De même, l'emploi du « il »romanesque engage deux éthiques opposées : puisque la troisième personne du roman représente une convention indiscutée, elle séduit les plus académiques et les moins tourmentés [...] De toute manière, elle est le signe d'un pacte intelligible entre la société et l'auteur, mais elle est aussi pour ce dernier le premier moyen de faire tenir le monde de la façon qu'il veut. Elle est donc plus qu'une expérience littéraire : un acte humain qui lie la création à l'Histoire ou à l'existence. 31(*)

Donc une manière de fasciner les lecteurs et les attirer. Aussi elle permet de se distancier et aller jusqu'au bout du récit. Des distances qui sont parfois, comme les a jugé Maïssa bey, nécessaires.

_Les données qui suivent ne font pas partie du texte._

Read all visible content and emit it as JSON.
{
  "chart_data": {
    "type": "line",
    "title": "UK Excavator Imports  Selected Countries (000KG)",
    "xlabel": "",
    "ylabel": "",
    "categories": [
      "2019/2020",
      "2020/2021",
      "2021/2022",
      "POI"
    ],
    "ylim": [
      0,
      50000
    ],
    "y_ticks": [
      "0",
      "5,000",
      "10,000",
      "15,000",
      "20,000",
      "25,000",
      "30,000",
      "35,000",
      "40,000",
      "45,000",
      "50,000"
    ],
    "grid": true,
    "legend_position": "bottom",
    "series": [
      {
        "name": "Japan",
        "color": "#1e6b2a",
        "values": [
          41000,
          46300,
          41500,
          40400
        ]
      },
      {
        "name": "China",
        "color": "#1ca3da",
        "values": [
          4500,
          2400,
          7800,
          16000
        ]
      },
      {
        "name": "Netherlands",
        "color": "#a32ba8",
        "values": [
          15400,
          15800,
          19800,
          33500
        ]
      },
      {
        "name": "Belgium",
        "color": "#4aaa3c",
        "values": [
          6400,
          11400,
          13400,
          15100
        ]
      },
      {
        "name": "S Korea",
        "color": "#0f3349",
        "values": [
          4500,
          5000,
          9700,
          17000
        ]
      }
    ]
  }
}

« J'ai fait appel au «elle», une distanciation était nécessaire. Ce qui est certain, c'est que le «elle» permet d'aller jusqu'au bout du récit, de prendre des distances parfois nécessaires. Peut-être que le «Je» narratif peut amener à un amalgame entre l'auteur et l'héroïne... » 32(*)

Dans la nouvelle « La petite fille de la cité sans nom » la légende s'articule dans la fiction. L'écrivaine, dans l'incipit de ce récit, annonce sont projet d'écriture:

« Elle aurait pu s'appeler Ariane33(*). Pourquoi Ariane ? A cause de son nom, et aussi des labyrinthes. De ceux qu'on doit parcourir dès l'enfance, pendant longtemps, jusqu'à ce qu'on trouve la lumière » P.149

C'est ainsi que le personnage principal se voit subir le même sort que « Ariane » : éclairer les jours de ceux qu'elle aime afin de leur permettre de retrouver le chemin, tout comme Ariane qui, séduite par Thésée, l'aide à s'échapper du labyrinthe en lui fournissant un fil qu'il dévide derrière lui afin de retrouver son chemin. Cette fille aux yeux aigue-marine cherche le bonheur et la liberté dans l'autre rive: « Tout ce qu'elle veut, c'est pouvoir un jour s'en aller à son tour» P.151

Rania, la petite fille muette, s'en rend compte et assume le poids de la misère commune à toute la famille, et à tous les habitants de cette cité oubliée.

« Elle a parfois plusieurs kilomètres à faire et doit frapper à plusieurs portes [...] elle sait qu'elle doit à tout prix rapporter de l'eau à la maison, sinon ils n'auront pas de quoi préparer à manger et laver leur linge ». p.152

Ces rêves se transforment en cauchemars d'un labyrinthe sans fin. Prisonnière dans ce dédale, elle s'efforce de trouver le fil d'Ariane qui le guiderait certainement vers la sortie et par conséquent vers sa liberté enchantée dans un ailleurs.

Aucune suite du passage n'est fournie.